Figure 1: Time to learn cursive, kids! Because in another 70 years, everyone will be typing and that swoopy, unreadable script will be just perfect for giving your wrist a mighty, useless cramp. But it'll be great for writing anonymous poetry-filled, sachet-ridden loveletters.
Because my daughter started kindergarten this year, I decided to stick my big toe in the volunteer pond and go to a PTA meeting.
I thought I'd just blend into the woodwork of our super-70's media center and take my notes and get my info and blast outta there.
Clearly our PTA is short on help. I made a few comments and bam! They nominated me for a officer position.
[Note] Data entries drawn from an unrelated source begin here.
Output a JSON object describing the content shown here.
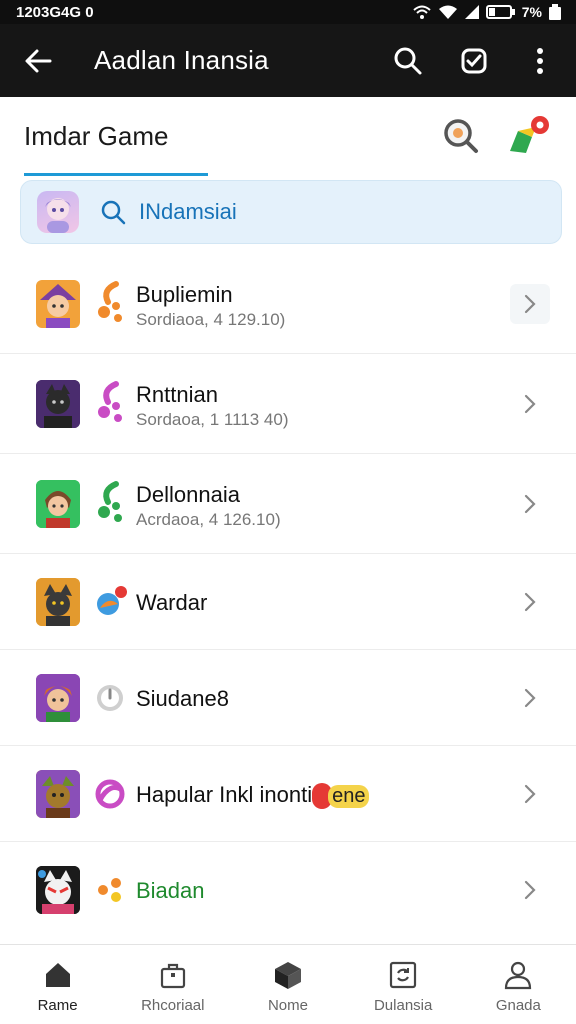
{
  "status_bar": {
    "time": "1203G4G 0",
    "battery": "7%"
  },
  "app_bar": {
    "title": "Aadlan Inansia"
  },
  "section": {
    "title": "Imdar Game"
  },
  "search": {
    "value": "INdamsiai"
  },
  "rows": [
    {
      "name": "Bupliemin",
      "subtitle": "Sordiaoa, 4 129.10)"
    },
    {
      "name": "Rnttnian",
      "subtitle": "Sordaoa, 1 1113 40)"
    },
    {
      "name": "Dellonnaia",
      "subtitle": "Acrdaoa, 4 126.10)"
    },
    {
      "name": "Wardar"
    },
    {
      "name": "Siudane8"
    },
    {
      "name": "Hapular Inkl inonti",
      "tag": "ene"
    },
    {
      "name": "Biadan"
    }
  ],
  "bottom_nav": [
    {
      "label": "Rame",
      "icon": "home-icon",
      "active": true
    },
    {
      "label": "Rhcoriaal",
      "icon": "bag-icon"
    },
    {
      "label": "Nome",
      "icon": "cube-icon"
    },
    {
      "label": "Dulansia",
      "icon": "refresh-frame-icon"
    },
    {
      "label": "Gnada",
      "icon": "person-icon"
    }
  ],
  "colors": {
    "accent": "#1e9ad6",
    "app_bar": "#161616",
    "search_bg": "#e4f1fb",
    "name_green": "#1f8a2e"
  }
}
Ho Lee Shit.
Well, it seems I can handle being Secretary - writing being my calling and all - but among some of the to-dos I was given (write bilingual flyer, sort Campbells soup labels, etc.) was to research fundraising that was more ecologically-minded and less consumerist.
So I google a few things and come up with a couple of ideas.
There's Greenraising, which is basically the same kinda catalog you pass to your friends and relatives concept; your loved ones get to choose from a bunch of magazine subscriptions, refrigerator magnets, and quirky kitchen gadgets like Taco Propers.
Except in the Greenraising catalog, instead of chili pepper-themed oven mitts and porcelain dolphins jumping over mirrors, you get a slough of SIGG water bottles and gift wrap made from recycled paper. Great. My idea of eco-consciousness isn't buying recycled paper gift wrap. I already have recycled paper giftwrap. It's called yesterday's newspaper.
Along these same lines falls One Planet Fundraising, whose clunky-looking Web 1.0-style site gleefully promises "40% profits!" in large glaring blue 20 pt font, as well as "KLEEN KANTEEN" water bottles, CFLs, reusable tote bags and...wha? What was I talking about? I got all dizzy with the abundance of "K's" in KLEEN KANTEEN and then fell asleep after "totebags."
Finally, there's Greenspark, which is like an eco-minded Happenings book. Being that I HATE coupons (all the beggary, pain-in-the-ass fussy clipping fritters away my life, I feel) the less said the better.
Unless my readers can point me to another source, it looks like it's magazine subscriptions and tankards of cookie dough as far as the eye can see around my house this year.
Photo: Elementary school children standing and watching teacher write at blackboard, Washington, D.C. by Frances Benjamin Johnston, 1899, via Library of Congress digital collection.